TLS IMAP has stopped working ("Cannot enable tls")

yurividal

Hi. This has suddenly stopped working on 1.17 and still doesn't work on 1.18.

I have done packet captures on the server side, and there doesn't seem to be anything wrong in the server side.

KevinTheJedi

Try removing tls:// from your hostname and retest. Maybe your port 143 doesn't support TLS, rather SSL or simply no encryption.

Cheers.

yurividal

KevinTheJedi
Removing tls:// doesn't work.
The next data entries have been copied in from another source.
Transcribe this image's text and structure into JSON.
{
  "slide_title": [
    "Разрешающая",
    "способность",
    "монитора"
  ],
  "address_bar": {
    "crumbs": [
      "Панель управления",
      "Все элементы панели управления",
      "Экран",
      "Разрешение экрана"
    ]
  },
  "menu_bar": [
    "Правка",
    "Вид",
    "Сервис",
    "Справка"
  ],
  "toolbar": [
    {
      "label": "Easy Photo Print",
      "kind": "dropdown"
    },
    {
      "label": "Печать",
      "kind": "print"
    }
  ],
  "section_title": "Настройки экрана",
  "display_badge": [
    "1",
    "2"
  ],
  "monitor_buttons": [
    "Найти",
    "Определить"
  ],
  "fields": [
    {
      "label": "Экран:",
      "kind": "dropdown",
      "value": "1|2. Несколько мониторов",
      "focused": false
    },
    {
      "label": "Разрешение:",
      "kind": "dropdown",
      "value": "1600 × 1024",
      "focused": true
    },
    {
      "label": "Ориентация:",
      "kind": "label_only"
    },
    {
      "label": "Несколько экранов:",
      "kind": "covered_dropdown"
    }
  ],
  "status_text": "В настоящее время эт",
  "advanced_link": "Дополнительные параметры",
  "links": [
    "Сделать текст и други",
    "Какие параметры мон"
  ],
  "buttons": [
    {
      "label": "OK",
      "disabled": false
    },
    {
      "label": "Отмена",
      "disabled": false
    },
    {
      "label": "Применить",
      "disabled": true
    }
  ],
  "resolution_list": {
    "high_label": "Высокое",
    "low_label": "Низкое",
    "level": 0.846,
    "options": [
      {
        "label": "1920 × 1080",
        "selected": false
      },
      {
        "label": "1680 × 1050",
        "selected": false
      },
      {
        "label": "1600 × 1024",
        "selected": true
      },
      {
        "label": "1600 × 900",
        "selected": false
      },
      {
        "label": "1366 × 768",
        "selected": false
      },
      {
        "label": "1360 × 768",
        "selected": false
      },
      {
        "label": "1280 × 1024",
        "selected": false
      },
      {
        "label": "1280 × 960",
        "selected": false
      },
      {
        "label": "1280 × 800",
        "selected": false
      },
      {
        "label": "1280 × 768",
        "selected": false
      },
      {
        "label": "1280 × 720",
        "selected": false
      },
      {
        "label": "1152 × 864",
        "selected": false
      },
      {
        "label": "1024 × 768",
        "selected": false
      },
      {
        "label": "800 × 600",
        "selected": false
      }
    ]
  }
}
The server rejects the connection, because its not set to allow LOGIN like that.

`telnet 172.17.12.13 143
01 LOGIN "helpdesk@domain.com" "password"
01 BAD Command received in Invalid state.`

It used to work for years with the tls://
Not sure what changed. we definetly didnt change anything in this email server.

KevinTheJedi

yurividal

You may need to double check your CA and other certificates on the wbeserver; they are potentially stale. Also make sure your OpenSSL on the web server is working and up to date.

Cheers.

yurividal

I found a reddit thread that included a fix. The issue was that my exchange cert chain aparently was stuck after we replaced the cert. The fix is:

Looks like when the certificate was enabled whoever did it said yes to replace the default self signed certificate. Exchange uses an internal self signed certificate using the actual name of the server for internal purposes. As you cannot get trusted certs with internal names you have to use the self signed one.
Easy fix, drop in to EMS and type new-exchangecertificate without any additional switches and press enter. Say yes to the prompt about replacing the current certificate and restart MS Exchange Transport service.